Today I got a nice reminder of why having a union might be a real benefit. My partner is a "freeway flyer." That is, she makes a living by teaching as "adjunct faculty" at various colleges. "Adjunct faculty" is fancy language for a temp worker -- she gets no benefits and no guaranteed contracts. But one of the places she works does require her to be part of a faculty union.

Yesterday she taught her last class of the semester; today she got a note from her union rep:

In case you are interested, here is information regarding unemployment.

All part-time faculty are entitled to collect unemployment benefits based upon legal precedence set forth in the Cervisi case that was litigated by the CFT local at City College of San Francisco over a decade ago.

There are two key elements to demonstrate your legal right to collect benefits. You have been laid off due to "LACK OF WORK". In other words, there are no more classes to teach.
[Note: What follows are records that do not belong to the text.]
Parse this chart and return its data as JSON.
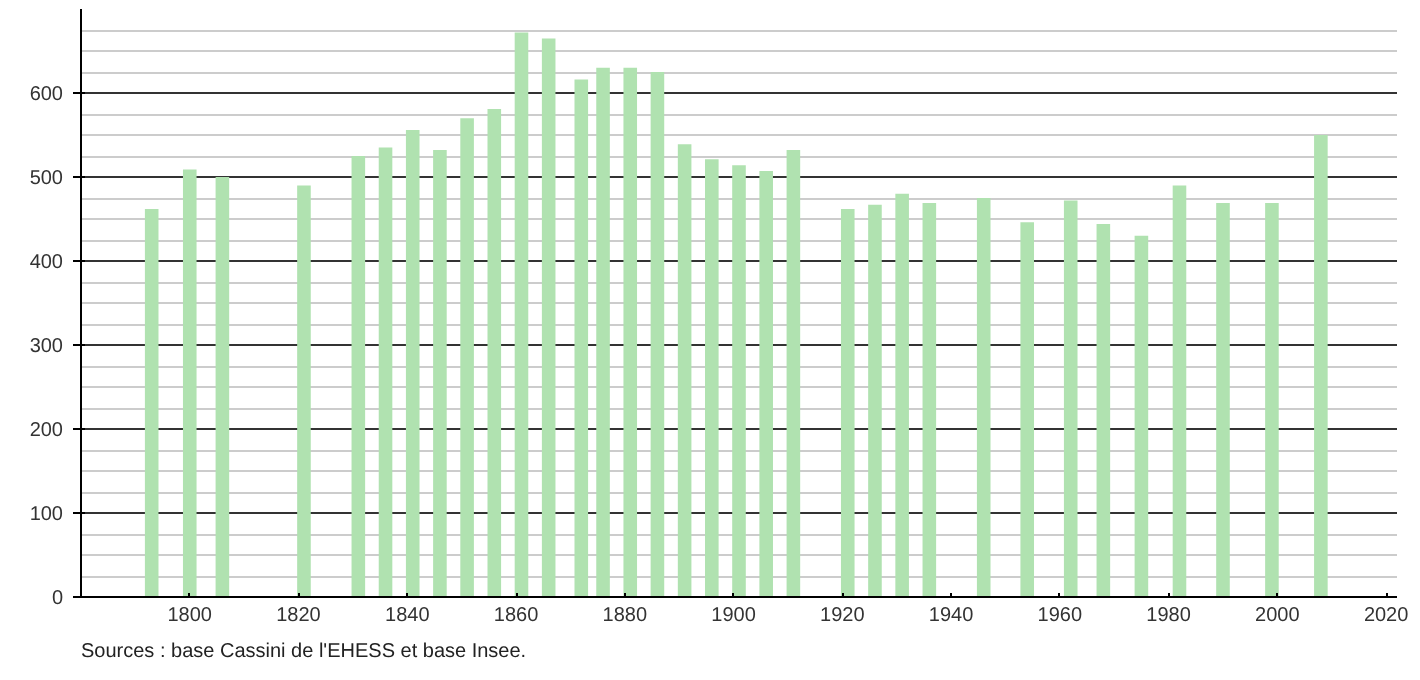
{
  "chart_data": {
    "type": "bar",
    "x": [
      1793,
      1800,
      1806,
      1821,
      1831,
      1836,
      1841,
      1846,
      1851,
      1856,
      1861,
      1866,
      1872,
      1876,
      1881,
      1886,
      1891,
      1896,
      1901,
      1906,
      1911,
      1921,
      1926,
      1931,
      1936,
      1946,
      1954,
      1962,
      1968,
      1975,
      1982,
      1990,
      1999,
      2008
    ],
    "values": [
      462,
      509,
      500,
      490,
      525,
      535,
      556,
      532,
      570,
      581,
      672,
      665,
      616,
      630,
      630,
      625,
      539,
      521,
      514,
      507,
      532,
      462,
      467,
      480,
      469,
      475,
      446,
      472,
      444,
      430,
      490,
      469,
      469,
      550
    ],
    "color": "#b0e2b0",
    "xlim": [
      1780,
      2022
    ],
    "xticks": [
      1800,
      1820,
      1840,
      1860,
      1880,
      1900,
      1920,
      1940,
      1960,
      1980,
      2000,
      2020
    ],
    "ylim": [
      0,
      700
    ],
    "yticks": [
      0,
      100,
      200,
      300,
      400,
      500,
      600
    ],
    "grid": "y",
    "annotations": [
      "Sources : base Cassini de l'EHESS et base Insee."
    ]
  }
}
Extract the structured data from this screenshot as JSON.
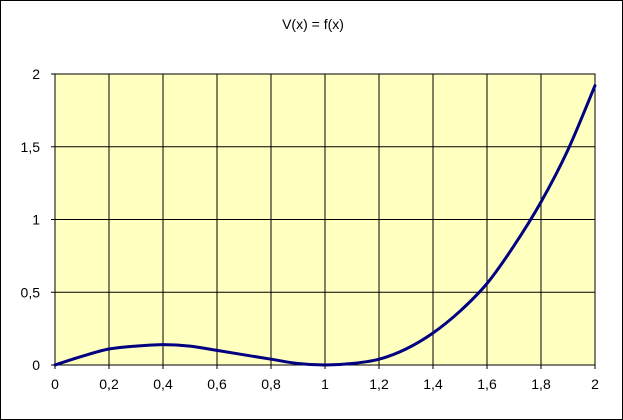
{
  "chart_data": {
    "type": "line",
    "title": "V(x) = f(x)",
    "xlabel": "",
    "ylabel": "",
    "xlim": [
      0,
      2
    ],
    "ylim": [
      0,
      2
    ],
    "x_ticks": [
      "0",
      "0,2",
      "0,4",
      "0,6",
      "0,8",
      "1",
      "1,2",
      "1,4",
      "1,6",
      "1,8",
      "2"
    ],
    "y_ticks": [
      "0",
      "0,5",
      "1",
      "1,5",
      "2"
    ],
    "grid": true,
    "colors": {
      "plot_background": "#ffffc0",
      "line": "#000080",
      "grid": "#000000"
    },
    "series": [
      {
        "x": [
          0,
          0.1,
          0.2,
          0.3,
          0.4,
          0.5,
          0.6,
          0.7,
          0.8,
          0.9,
          1.0,
          1.1,
          1.2,
          1.3,
          1.4,
          1.5,
          1.6,
          1.7,
          1.8,
          1.9,
          2.0
        ],
        "y": [
          0,
          0.06,
          0.11,
          0.13,
          0.14,
          0.13,
          0.1,
          0.07,
          0.04,
          0.01,
          0.0,
          0.01,
          0.04,
          0.11,
          0.22,
          0.37,
          0.56,
          0.82,
          1.12,
          1.48,
          1.92
        ]
      }
    ]
  }
}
Thus, you are legally unemployed. It doesn't matter if the employer still owes you money. You are unemployed after you finish teaching your last class.

The possibility of reemployment is "CONTINGENT UPON ENROLLMENT". While you may think it probable that you will be re-employed, technically, and thus, legally, you have NO GUARANTEED CONTRACT to be re-employed.

Semester after semester, part-timers' classes are cancelled due to lack of enrollment, so apply for the unemployment insurance benefit that you have paid for in your payroll deductions. To do so, go to ….

Now my partner is an adult; she knows this -- but all of us could use often use someone to remind us that we have rights and should use them.